At the time, Fox executives made the point that the network gets paid from C3 or C7 ratings (the average commercial ratings plus three or seven days of time-shifting). But when has Fox, or any other network, released those C3 numbers regularly?
The answer: hardly ever. Now, to be fair, some of this has to do with the release of that data, an odd timing of every two weeks or so from Nielsen.
Since Fox made it a point of bringing up that it gets paid on these ratings -- actually singling out C7 in particular -- should you expect to see this data as well? Don’t hold your breath.
Why not? We are not sure. Perhaps it is too close to business affairs. But C3 (primarily) and C7 (a growing metric) are virtually the only media point measures for TV advertisers when it comes to prime-time, non-sports, non-news programming.

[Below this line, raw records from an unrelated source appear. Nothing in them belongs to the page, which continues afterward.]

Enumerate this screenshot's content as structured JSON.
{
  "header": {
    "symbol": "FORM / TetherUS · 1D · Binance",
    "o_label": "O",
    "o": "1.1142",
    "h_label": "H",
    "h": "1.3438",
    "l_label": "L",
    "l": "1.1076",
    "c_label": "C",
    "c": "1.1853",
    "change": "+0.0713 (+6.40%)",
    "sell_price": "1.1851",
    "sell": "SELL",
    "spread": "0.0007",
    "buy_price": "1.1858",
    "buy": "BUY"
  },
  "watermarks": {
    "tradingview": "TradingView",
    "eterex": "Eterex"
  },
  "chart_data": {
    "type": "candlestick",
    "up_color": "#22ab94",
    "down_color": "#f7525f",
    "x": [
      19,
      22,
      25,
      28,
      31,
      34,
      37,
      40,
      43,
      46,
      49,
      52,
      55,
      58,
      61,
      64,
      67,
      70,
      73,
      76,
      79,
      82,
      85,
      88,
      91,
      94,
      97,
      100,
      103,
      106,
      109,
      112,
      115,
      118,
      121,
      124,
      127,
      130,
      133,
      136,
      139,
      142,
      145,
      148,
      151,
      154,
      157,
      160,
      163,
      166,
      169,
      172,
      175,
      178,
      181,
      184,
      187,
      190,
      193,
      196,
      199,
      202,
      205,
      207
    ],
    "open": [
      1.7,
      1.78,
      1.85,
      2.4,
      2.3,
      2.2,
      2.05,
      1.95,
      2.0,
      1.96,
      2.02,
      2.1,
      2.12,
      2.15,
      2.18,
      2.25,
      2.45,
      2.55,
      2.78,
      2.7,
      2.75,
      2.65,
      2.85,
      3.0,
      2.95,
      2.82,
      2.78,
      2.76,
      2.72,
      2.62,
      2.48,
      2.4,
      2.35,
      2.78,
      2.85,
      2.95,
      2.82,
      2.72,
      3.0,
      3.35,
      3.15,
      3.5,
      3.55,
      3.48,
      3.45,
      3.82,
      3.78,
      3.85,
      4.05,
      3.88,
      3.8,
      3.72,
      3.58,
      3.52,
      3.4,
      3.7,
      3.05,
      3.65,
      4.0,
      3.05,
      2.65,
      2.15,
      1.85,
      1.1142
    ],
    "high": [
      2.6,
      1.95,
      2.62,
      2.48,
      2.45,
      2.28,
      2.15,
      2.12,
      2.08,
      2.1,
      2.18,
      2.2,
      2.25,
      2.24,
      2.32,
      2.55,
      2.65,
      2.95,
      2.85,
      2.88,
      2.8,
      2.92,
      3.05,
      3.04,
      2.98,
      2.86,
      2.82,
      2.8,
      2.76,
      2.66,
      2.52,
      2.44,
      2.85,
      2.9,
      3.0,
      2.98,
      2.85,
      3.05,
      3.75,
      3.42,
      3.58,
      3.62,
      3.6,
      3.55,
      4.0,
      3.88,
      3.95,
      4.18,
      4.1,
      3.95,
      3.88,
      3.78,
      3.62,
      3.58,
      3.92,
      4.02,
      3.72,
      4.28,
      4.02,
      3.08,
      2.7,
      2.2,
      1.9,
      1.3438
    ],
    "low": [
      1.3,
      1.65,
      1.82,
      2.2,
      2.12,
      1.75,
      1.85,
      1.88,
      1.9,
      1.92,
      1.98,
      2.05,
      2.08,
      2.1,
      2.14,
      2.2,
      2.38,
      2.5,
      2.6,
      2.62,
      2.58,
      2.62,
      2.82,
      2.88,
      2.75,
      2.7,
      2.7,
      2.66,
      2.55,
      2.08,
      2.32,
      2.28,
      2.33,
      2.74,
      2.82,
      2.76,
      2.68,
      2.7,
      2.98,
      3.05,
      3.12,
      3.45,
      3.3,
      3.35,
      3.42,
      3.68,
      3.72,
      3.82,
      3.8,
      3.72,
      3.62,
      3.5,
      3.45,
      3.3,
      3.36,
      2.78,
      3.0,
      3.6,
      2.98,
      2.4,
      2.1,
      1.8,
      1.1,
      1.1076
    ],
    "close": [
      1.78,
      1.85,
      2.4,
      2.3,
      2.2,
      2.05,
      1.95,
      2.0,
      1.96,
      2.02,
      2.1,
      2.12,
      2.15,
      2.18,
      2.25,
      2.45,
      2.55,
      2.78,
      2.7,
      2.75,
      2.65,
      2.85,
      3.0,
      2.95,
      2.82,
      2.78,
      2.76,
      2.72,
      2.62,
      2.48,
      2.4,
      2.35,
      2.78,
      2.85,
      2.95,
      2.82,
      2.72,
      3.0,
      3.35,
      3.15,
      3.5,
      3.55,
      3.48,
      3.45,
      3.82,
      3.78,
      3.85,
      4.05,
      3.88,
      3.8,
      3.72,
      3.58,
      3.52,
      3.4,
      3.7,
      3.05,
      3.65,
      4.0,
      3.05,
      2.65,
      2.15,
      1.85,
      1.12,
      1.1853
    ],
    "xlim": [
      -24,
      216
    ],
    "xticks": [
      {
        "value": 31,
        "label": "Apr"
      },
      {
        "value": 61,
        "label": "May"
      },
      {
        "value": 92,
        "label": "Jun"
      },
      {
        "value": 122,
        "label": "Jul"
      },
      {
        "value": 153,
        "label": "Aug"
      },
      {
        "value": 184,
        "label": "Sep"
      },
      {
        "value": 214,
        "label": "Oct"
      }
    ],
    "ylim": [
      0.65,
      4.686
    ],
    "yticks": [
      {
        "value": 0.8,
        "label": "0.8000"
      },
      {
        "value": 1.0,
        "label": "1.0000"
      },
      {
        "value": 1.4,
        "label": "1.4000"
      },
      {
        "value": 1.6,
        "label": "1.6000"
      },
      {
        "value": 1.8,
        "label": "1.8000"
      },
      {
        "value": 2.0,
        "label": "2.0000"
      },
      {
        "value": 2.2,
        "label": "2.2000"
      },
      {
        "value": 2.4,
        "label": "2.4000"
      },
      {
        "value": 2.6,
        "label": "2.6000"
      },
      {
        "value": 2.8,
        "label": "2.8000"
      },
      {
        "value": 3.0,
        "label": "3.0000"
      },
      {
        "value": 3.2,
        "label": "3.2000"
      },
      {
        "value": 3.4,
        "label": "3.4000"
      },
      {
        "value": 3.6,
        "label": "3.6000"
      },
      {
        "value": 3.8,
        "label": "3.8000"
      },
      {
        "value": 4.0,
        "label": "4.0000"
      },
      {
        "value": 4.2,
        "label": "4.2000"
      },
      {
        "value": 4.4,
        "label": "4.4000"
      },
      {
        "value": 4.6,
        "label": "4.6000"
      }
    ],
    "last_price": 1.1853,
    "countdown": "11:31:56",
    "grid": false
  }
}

This C3 data -- as flawed as it might be for many -- is the “currency” for how and where national TV advertisers will spend their media dollars. (TV sports and news get bought by advertisers with little time-shifting data, since viewership is virtually all live).
TV executives complain live program data doesn’t amount to anything. But media agencies -- in lieu of daily commercial ratings releases -- use live program plus same day ratings as a predictor of what a specific episode of a TV shows will do under C3 data.
And for others -- TV producers and executives -- live program data still offer some insights, knowing how many people watched a linear airing of a TV show as soon as it was available.
Everyone talks about big data. There is so much of it, and business executives can slice and dice for their needs. But maybe not everyone thinks that way.